C++ structure initialization with all zeros

Question

In C++ if I initialize the structure in the form of "= {}", as in example below, does it ensure to assign values zero to all the member of the structure? I understand this seem duplicate question, But my question also is if it initializes zero to all members, does it also apply for complex structure ? Like structure within structure , or for this each member has to be explicitly assigned value zero in the code?.

---

typedef struct s{
      int i;
      bool x;
 };

  int main ()
 {
     s initial = {};
     printf("%d %d", initial.i, initial.x);

 }

Edit: To reference complex structure,

typedef struct scomplex{
    s initial;
    s t[5];
 };
  int main (void)
  {
     scomplex sc = {};
     printf ("%d %d %d",sc.initial.i, sc.initial.x, sc.t[0].i);  
  }

Answer 1

But my question also is if it initializes zero to all members, does it also apply for complex structure ?

Yes, all members will be initialized, including "complex" member, but might not be initialized to zero, the final effect is determined by their types.

According to your sample code, struct s is an aggregate type, then aggregate initialization is performed.

(emphasis mine)

If the number of initializer clauses is less than the number of members and bases (since C++17) or initializer list is completely empty, the remaining members and bases (since C++17) are initialized by their default initializers, if provided in the class definition, and otherwise (since C++14) by empty lists, in accordance with the usual list-initialization rules (which performs value-initialization for non-class types and non-aggregate classes with default constructors, and aggregate initialization for aggregates).

For this case the member i and x of struct s will be value initialized to zero.

4) otherwise, the object is zero-initialized.

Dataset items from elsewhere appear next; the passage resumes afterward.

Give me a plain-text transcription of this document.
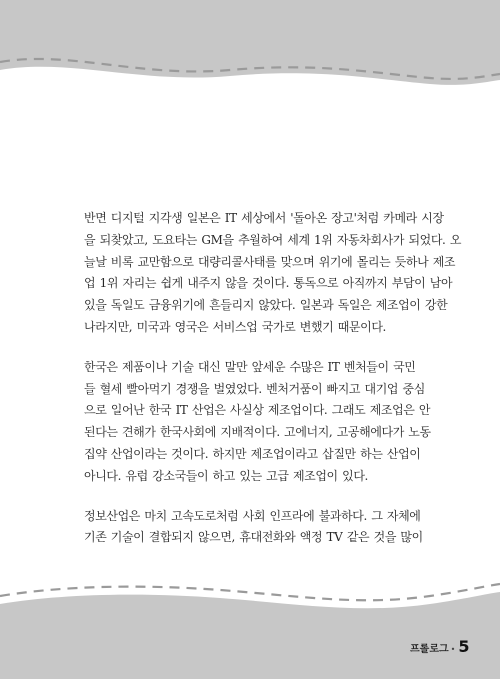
반면 디지털 지각생 일본은 IT 세상에서 '돌아온 장고'처럼 카메라 시장
을 되찾았고, 도요타는 GM을 추월하여 세계 1위 자동차회사가 되었다. 오
늘날 비록 교만함으로 대량리콜사태를 맞으며 위기에 몰리는 듯하나 제조
업 1위 자리는 쉽게 내주지 않을 것이다. 통독으로 아직까지 부담이 남아
있을 독일도 금융위기에 흔들리지 않았다. 일본과 독일은 제조업이 강한
나라지만, 미국과 영국은 서비스업 국가로 변했기 때문이다.

한국은 제품이나 기술 대신 말만 앞세운 수많은 IT 벤처들이 국민
들 혈세 빨아먹기 경쟁을 벌였었다. 벤처거품이 빠지고 대기업 중심
으로 일어난 한국 IT 산업은 사실상 제조업이다. 그래도 제조업은 안
된다는 견해가 한국사회에 지배적이다. 고에너지, 고공해에다가 노동
집약 산업이라는 것이다. 하지만 제조업이라고 삽질만 하는 산업이
아니다. 유럽 강소국들이 하고 있는 고급 제조업이 있다.

정보산업은 마치 고속도로처럼 사회 인프라에 불과하다. 그 자체에
기존 기술이 결합되지 않으면, 휴대전화와 액정 TV 같은 것을 많이

프롤로그 • 5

If struct s has any other members, they'll be initialized (value initialized or aggregate initialized according to their types) by empty lists recursively.

EDIT

For your added sample (struct scomplex), the member initial will be value initialized, and the final effect depends on the type s. And another member is an array, which will be aggregate initialized with empty list, and all the elements of the array will be value initialized; Same as member initial, the effect depends on the type s.

Answer 2

Problem

Will this initialize all of the members to 0?

typedef struct s{
      int i;
      bool x;
 };

int main ()
{
     s initial = {};
     printf("%d %d", initial.i, initial.x);

}

Answer: yes. Proof? Here you can see it become 0.

Better Alternatives?

This is an opinionated section. But In My Opinion (IMO), initializing it with {0} would be more readable than {}, as it notifies the user of the 0. It is actually being filled up with 0's.

s initial = {0};

What is this called?

This is called Aggregate Initialization, as Dieter Lücking defined, or Value Initialization, as songyuanyao noted. It's basically a form of initialization where you can initialize a struct with values you would like. For example, let's initialize it with the value 1 instead of 0! You would do:

// Example program
#include <stdio.h>
#include <iostream>


typedef struct s{
 int i;
 bool x;
};
    
int main ()
{
   s initial = {1,1};
   printf("%d %d", initial.i, initial.x);
}

You can see this compiled here. As you can see above, I am doing 1,1 which is normal initialization. As opposed to 0 initialization, you can't just initialize all the parts of the struct as easily as you can with 0.

References

cpprefrence

what is aggregate initialization

What do the following phrases mean in C++: zero-, default- and value-initialization?

Glossary

Aggregate Initialization :

Aggregate initialization is a form of list-initialization, which initializes aggregates.

Value Initialization:

Initialize values

This is the initialization performed when a variable is constructed with an empty initializer.